Paul Manafort, the former key adviser to fugitive ex-Ukrainian President Viktor Yanukovych and campaign manager to U. S. President Donald J. Trump, received $1.2 million out of the alleged $12.7 million in payments on the Yanukovych-led Party of Region’s black ledger, the Associated Press confirmed this week.
The revelation came amid a statement from Manafort’s spokesman, Jason Maloni, indicating that the political adviser would file as a foreign agent with the U. S. Justice Department retroactively.
The Podesta Group, run by Anthony Podesta — the brother of Hillary Clinton campaign manager John Podesta — separately filed as a foreign agent for representing the European Center for a Modern Ukraine until April 2014.
Podesta wrote in a filing under the U. S. Foreign Agents Registration Act — which mandates that lobbyists acting on behalf of foreign governments or political parties in the United States disclose details about their work — that he never had “any direct knowledge” of the center’s “source of funding.”

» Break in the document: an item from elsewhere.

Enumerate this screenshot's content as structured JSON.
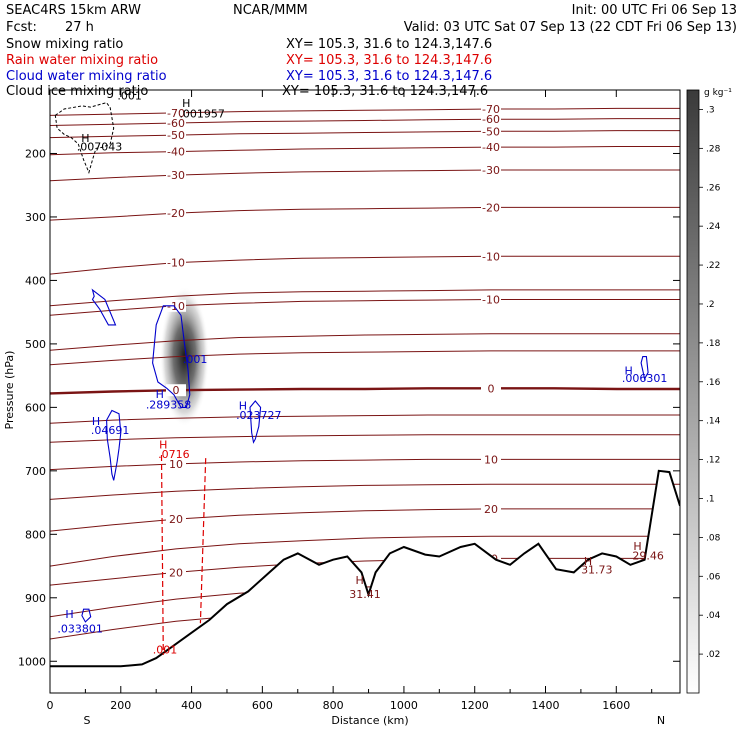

The center’s stated goal was “enhancing European Union-Ukraine relations,” although 2014 media reports allege that the organization acted as the Party of Region’s Washington, D.C., lobbyist.

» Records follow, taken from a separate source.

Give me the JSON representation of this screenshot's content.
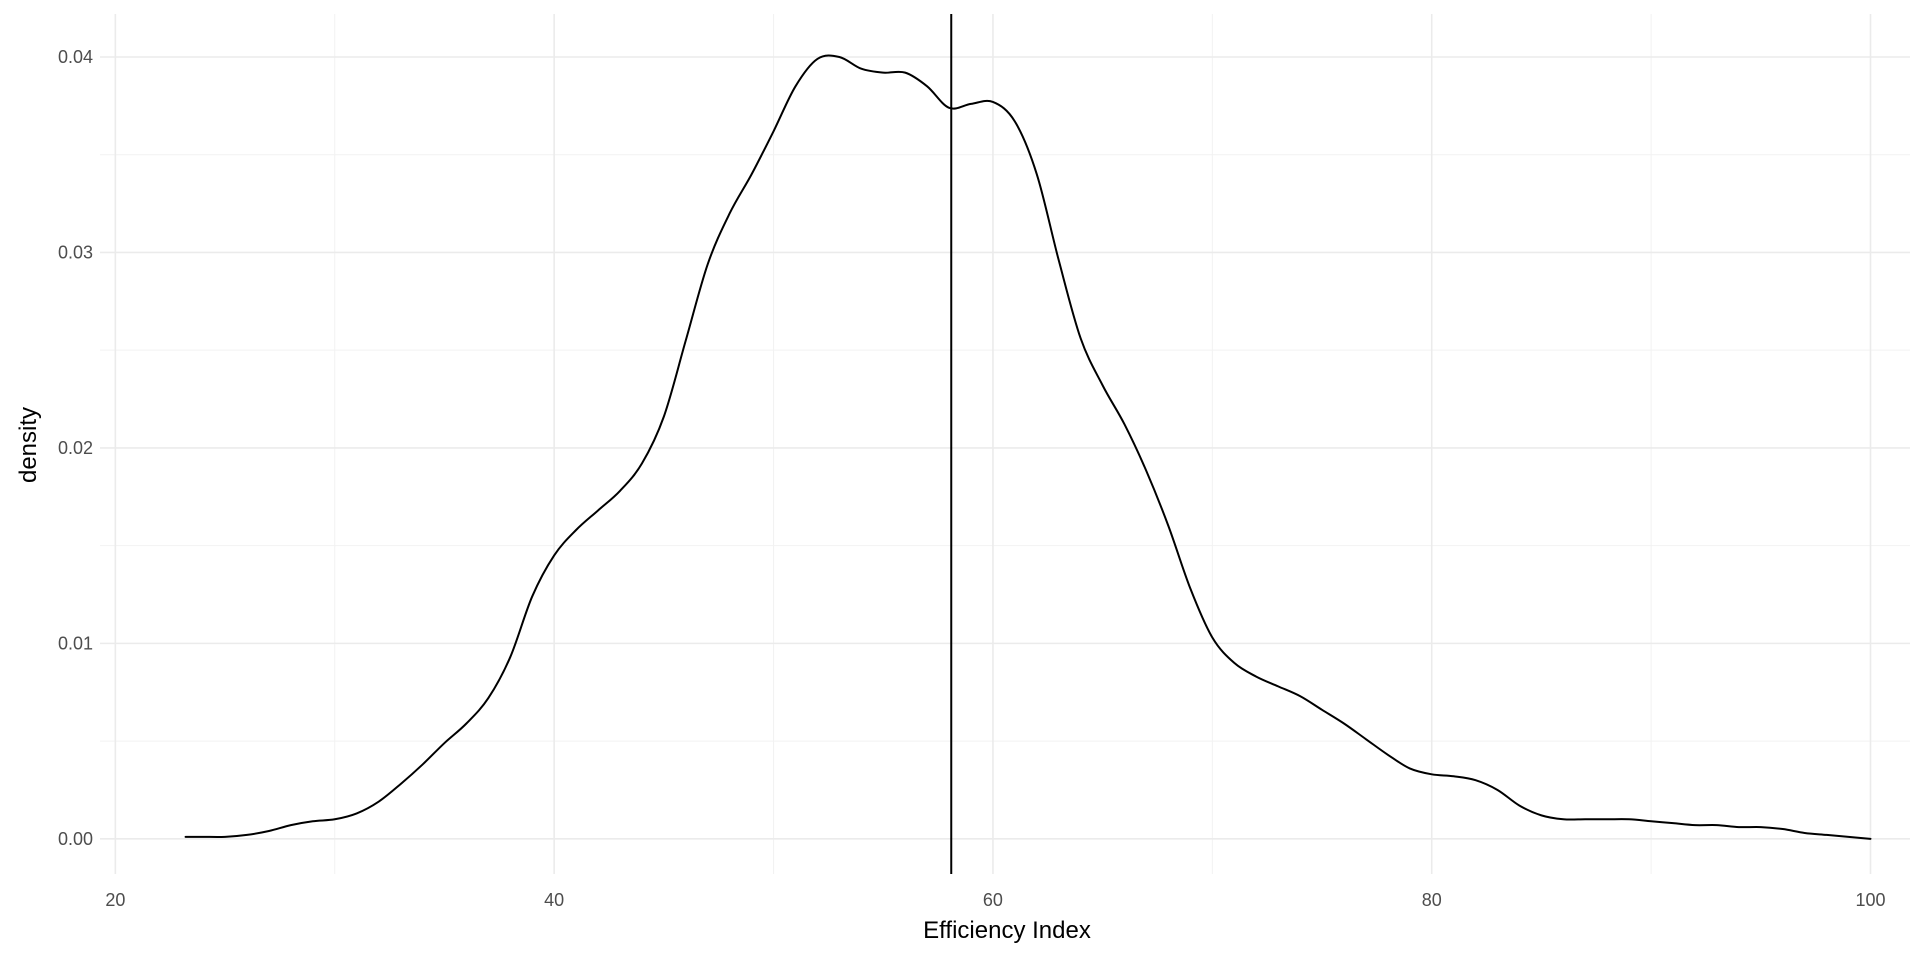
{
  "chart_data": {
    "type": "line",
    "title": "",
    "xlabel": "Efficiency Index",
    "ylabel": "density",
    "xlim": [
      19.3,
      101.8
    ],
    "ylim": [
      -0.0018,
      0.0422
    ],
    "x_ticks": [
      20,
      40,
      60,
      80,
      100
    ],
    "x_tick_labels": [
      "20",
      "40",
      "60",
      "80",
      "100"
    ],
    "x_minor": [
      30,
      50,
      70,
      90
    ],
    "y_ticks": [
      0.0,
      0.01,
      0.02,
      0.03,
      0.04
    ],
    "y_tick_labels": [
      "0.00",
      "0.01",
      "0.02",
      "0.03",
      "0.04"
    ],
    "y_minor": [
      0.005,
      0.015,
      0.025,
      0.035
    ],
    "grid": true,
    "legend": "none",
    "vline": {
      "x": 58.1
    },
    "series": [
      {
        "color": "#000000",
        "x": [
          23.2,
          24,
          25,
          26,
          27,
          28,
          29,
          30,
          31,
          32,
          33,
          34,
          35,
          36,
          37,
          38,
          39,
          40,
          41,
          42,
          43,
          44,
          45,
          46,
          47,
          48,
          49,
          50,
          51,
          52,
          53,
          54,
          55,
          56,
          57,
          58,
          59,
          60,
          61,
          62,
          63,
          64,
          65,
          66,
          67,
          68,
          69,
          70,
          71,
          72,
          73,
          74,
          75,
          76,
          77,
          78,
          79,
          80,
          81,
          82,
          83,
          84,
          85,
          86,
          87,
          88,
          89,
          90,
          91,
          92,
          93,
          94,
          95,
          96,
          97,
          98,
          99,
          100
        ],
        "y": [
          0.0001,
          0.0001,
          0.0001,
          0.0002,
          0.0004,
          0.0007,
          0.0009,
          0.001,
          0.0013,
          0.0019,
          0.0028,
          0.0038,
          0.0049,
          0.0059,
          0.0072,
          0.0093,
          0.0124,
          0.0145,
          0.0158,
          0.0168,
          0.0178,
          0.0192,
          0.0216,
          0.0255,
          0.0294,
          0.032,
          0.034,
          0.0362,
          0.0385,
          0.0399,
          0.04,
          0.0394,
          0.0392,
          0.0392,
          0.0385,
          0.0374,
          0.0376,
          0.0377,
          0.0367,
          0.034,
          0.0296,
          0.0256,
          0.0232,
          0.0212,
          0.0188,
          0.016,
          0.0128,
          0.0103,
          0.009,
          0.0083,
          0.0078,
          0.0073,
          0.0066,
          0.0059,
          0.0051,
          0.0043,
          0.0036,
          0.0033,
          0.0032,
          0.003,
          0.0025,
          0.0017,
          0.0012,
          0.001,
          0.001,
          0.001,
          0.001,
          0.0009,
          0.0008,
          0.0007,
          0.0007,
          0.0006,
          0.0006,
          0.0005,
          0.0003,
          0.0002,
          0.0001,
          0.0
        ]
      }
    ]
  }
}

Ina Kirsch, the group’s former executive director, did not reply to a request for comment.
Manafort has not yet filed his declaration under the law. His spokesman, Meloni, did not reply to a request for comment asking when the filing would take place.
Manafort loan
The New York Times reported in a separate story that Manafort received $13 million in loans in the month after he stepped down as chairman of the Trump campaign on Aug. 19.
One of the loans, worth $3.5 million, came from a New York investment fund’s private lending division. The fund, called Spruce Capital, appears to have secured the loan against a Hamptons property that belongs to Manafort.
Spruce Capital has its own Ukraine connection. Mukacheve-born fertilizer and real estate billionaire Alexander Rovt is a financial backer of the group, which focuses on property acquisitions in and near New York City.
Rovt, a longtime backer of Democratic candidates including a February 2016 donation of $2,700 to Hillary Clinton, appears to have hedged his bets on Election Day, giving $10,000 to the Trump campaign on Nov. 8.
Rovt denied to the New York Times that he knew Manafort.
Rovt’s company, IBE Trade Corp., controlled a number of fertilizer production centers in Ukraine before selling a portion of them off to Ostchem, a company controlled by exiled Ukrainian oligarch Dmytro Firtash, who faces corruption charges in the United States.
IBE Trade Corp. was one of the companies interested in acquiring the Odesa Portside Plant last year. Rovt said in a December statement, however, that the company “declined” to purchase it, citing low commodities prices.
Rovt joined Ukrainian member of parliament Andrii Artemenko on a February 2016 panel on Ukrainian politics, held in New York City. Artemenko did not reply to a question on how he first met Rovt.
Manafort is under investigation by U.S. federal law enforcement over allegedly failing to file as a foreign agent while working for Yanukovych and is reportedly a subject of a separate FBI probe into Russian interference into the 2016 U.S. election. Manafort denies any wrongdoing.